Take a gamble, fund a field trip
Young artists wrap a quilt of colors over the walls of Red Mug Coffeehouse next week. Superior High School students, alumni and local artists have been tapped to create one-of-a-kind pieces for the six-week art show.
“It’s going to be interesting to walk in here,” said Suzanne Johnson of Red Mug. “Usually it’s one person’s art, all a similar style. This time it will be full of different styles.”
The show kicks off with a reception from 4-6:30 p.m. Wednesday at 916 Hammond Ave. and runs through the end of August. Artwork is already piling up — a three-dimensional checkerboard pops with hot melt glue and game pieces; another painting features a splash of yellow and a whimsical daisy. There’s an airbrush painting of LeBron James as well as art depicting a curly-haired mermaid, a running gnome and autumnal leaves. In all, organizer Addy Johnson hopes to display 100 original pieces of art created by dozens of artists.
All of them are the same size — 8 inches square — but that’s where the similarity ends. Artists were given free rein.
“You can do whatever you want with that board, have fun and express yourself and it’s just fun,” said Addy Johnson, 17, who created two paintings for the show.
Visitors can even walk away with a piece of their own. The framed works can be purchased for $20 each, with the proceeds earmarked for Superior High School art department field trips. The kicker is, the buyer won’t know what painting they got until it arrives at their door. They must blind-pick a number without knowing which piece of art it matches.
“I’m going to bring 20 bucks; I want to be a part of it,” said Superior High School art teacher Denise Carlson, who also contributed a painting to the show. “It’s thrilling to think about.”
Many people can’t afford an original piece of artwork, said Suzanne Johnson. They can at this show.
“And for $20, I think that’s a great deal,” Addy Johnson said. “We have some extremely talented artists.” Contributors include professionals like Erik Pearson and Sterling Rathsack, art teachers and students stretching their artistic wings.
“These kids are actually quite talented,” Addy Johnson said. “They make some pretty incredible things.”
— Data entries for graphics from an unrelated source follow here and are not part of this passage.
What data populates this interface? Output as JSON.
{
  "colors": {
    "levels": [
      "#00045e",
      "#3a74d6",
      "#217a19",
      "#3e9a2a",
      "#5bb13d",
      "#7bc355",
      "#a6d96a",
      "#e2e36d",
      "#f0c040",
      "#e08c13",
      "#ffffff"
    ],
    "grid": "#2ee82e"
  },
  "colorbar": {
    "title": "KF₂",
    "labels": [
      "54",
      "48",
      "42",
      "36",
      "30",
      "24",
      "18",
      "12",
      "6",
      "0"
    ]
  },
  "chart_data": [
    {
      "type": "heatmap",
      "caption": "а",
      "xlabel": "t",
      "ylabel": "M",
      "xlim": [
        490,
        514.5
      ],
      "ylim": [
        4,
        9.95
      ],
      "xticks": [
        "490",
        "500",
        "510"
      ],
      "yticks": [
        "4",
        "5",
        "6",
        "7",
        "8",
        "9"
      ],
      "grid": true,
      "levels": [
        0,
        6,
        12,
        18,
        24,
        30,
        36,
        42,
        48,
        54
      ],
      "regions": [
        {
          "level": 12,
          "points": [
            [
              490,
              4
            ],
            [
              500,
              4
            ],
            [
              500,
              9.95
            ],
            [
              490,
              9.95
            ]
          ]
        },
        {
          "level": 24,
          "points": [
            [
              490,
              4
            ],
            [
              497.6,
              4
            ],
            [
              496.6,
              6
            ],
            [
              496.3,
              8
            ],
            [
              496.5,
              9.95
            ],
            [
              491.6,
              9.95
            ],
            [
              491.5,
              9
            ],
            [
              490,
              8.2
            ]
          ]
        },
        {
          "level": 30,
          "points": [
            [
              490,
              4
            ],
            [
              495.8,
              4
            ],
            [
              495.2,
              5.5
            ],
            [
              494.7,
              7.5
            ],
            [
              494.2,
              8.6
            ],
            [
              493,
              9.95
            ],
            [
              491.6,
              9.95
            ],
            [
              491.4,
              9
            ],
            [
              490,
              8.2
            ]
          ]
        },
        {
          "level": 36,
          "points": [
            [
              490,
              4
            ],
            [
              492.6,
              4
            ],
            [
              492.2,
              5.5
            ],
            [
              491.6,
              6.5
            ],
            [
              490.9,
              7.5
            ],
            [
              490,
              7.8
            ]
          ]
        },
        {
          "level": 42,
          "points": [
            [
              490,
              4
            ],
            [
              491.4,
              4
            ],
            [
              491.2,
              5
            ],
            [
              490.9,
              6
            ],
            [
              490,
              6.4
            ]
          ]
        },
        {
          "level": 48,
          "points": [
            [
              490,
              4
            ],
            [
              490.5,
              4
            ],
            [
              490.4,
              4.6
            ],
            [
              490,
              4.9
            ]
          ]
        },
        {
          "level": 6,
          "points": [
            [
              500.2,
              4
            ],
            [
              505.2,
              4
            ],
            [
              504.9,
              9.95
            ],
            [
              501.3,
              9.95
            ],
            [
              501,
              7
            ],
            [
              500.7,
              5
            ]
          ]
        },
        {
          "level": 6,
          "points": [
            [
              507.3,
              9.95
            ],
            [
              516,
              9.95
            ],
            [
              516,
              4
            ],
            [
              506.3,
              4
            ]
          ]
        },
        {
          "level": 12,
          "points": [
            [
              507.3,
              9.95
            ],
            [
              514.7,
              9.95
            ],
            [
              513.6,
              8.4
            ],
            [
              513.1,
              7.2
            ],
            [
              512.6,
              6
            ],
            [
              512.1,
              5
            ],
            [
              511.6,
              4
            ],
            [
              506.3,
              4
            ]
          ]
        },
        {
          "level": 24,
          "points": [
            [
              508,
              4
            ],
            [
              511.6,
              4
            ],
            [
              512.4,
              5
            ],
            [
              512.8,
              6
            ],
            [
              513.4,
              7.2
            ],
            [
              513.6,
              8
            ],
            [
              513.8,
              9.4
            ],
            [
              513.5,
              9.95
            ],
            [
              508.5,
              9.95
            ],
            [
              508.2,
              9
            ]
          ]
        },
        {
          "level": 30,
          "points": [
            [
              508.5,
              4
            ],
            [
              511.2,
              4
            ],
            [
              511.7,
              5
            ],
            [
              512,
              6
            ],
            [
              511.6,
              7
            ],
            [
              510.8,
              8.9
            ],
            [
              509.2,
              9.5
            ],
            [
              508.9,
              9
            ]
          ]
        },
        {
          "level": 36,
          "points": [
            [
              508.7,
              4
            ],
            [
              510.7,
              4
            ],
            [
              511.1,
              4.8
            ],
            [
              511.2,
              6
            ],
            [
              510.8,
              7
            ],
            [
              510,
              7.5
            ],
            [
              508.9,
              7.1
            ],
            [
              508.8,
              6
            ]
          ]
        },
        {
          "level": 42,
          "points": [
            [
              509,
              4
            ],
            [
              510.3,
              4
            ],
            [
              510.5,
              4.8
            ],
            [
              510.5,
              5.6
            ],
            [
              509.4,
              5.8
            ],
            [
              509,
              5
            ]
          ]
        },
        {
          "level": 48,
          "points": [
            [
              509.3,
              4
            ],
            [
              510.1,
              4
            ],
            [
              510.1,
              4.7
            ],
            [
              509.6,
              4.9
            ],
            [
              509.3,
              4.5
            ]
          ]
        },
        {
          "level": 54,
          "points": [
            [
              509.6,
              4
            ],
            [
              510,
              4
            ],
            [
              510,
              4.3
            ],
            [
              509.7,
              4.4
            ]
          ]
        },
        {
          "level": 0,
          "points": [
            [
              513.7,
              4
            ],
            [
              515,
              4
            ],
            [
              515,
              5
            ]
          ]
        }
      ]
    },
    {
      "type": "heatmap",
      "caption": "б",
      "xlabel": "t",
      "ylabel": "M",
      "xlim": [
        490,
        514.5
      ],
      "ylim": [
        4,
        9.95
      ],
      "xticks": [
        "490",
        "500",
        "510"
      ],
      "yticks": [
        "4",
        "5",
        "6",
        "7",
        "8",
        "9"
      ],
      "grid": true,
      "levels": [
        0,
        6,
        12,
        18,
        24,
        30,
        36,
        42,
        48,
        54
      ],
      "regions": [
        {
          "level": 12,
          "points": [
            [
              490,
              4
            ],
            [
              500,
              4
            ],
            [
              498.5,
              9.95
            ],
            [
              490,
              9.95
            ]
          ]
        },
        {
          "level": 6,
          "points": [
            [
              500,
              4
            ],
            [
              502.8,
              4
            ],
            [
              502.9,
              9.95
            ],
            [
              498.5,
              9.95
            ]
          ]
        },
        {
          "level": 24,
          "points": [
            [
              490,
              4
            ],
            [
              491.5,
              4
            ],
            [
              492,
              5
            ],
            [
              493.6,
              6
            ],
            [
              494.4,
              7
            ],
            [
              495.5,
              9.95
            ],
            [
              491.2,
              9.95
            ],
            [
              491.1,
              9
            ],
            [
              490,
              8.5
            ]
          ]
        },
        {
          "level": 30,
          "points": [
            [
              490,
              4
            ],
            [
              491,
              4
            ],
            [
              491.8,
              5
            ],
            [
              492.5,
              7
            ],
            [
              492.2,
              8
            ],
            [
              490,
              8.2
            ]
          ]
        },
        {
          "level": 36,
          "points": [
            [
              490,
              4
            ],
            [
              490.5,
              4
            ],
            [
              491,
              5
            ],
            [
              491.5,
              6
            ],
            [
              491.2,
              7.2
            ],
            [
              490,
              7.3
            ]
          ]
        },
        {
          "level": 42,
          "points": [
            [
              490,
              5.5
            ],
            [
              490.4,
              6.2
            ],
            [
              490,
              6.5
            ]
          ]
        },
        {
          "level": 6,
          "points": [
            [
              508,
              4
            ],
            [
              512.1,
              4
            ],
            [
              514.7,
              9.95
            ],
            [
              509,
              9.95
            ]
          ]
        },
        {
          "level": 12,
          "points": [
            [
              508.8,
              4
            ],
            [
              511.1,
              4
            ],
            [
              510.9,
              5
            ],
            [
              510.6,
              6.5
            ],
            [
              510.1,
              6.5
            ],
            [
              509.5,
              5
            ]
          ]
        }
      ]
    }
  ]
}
The art show is the teen’s senior project. Every Superior High School senior must complete a senior project to graduate.
“I wanted to do something art related because I want to go on to an art school or something art-related later on in life,” Addy Johnson said.
Carlson brought the idea up, patterning it in part on last summer’s successful student art show. Only this time, the work will be for sale.
“Suzanne really wanted it to benefit the SHS field trip fund because currently we have to scrape together money for field trips,” Carlson said. Using grants and gifts, they bus about 75 students to Minneapolis and Duluth sites on alternating years. In addition to experiencing real-life art, guides taught them about the background of the artists themselves.
“This year I went to Minneapolis,” Addy Johnson said. “We went to the art institute and the museum and it was wonderful.”
The approximately $2,000 raised from the art show would cover field trip expenses for a year.
The call for young artists went out in April. Alumni were recruited online. The squares of Masonite were salvaged from high school projects and cut into standard size by industrial technology students before the school year ended. Duluth Timber Company donated wood for the frames, which were made by Carlson and her father, Phillip.
Addy Johnson said it’s been more fun than work to put the show together. She encouraged everyone to stop by Red Mug to see the work and take a gamble by purchasing a piece.
“If you enjoy art, you will enjoy this,” she said.
Artwork can be purchased during Red Mug’s normal business hours as long as there are slots available.
“I suspect they’ll be gone soon,” Suzanne Johnson said.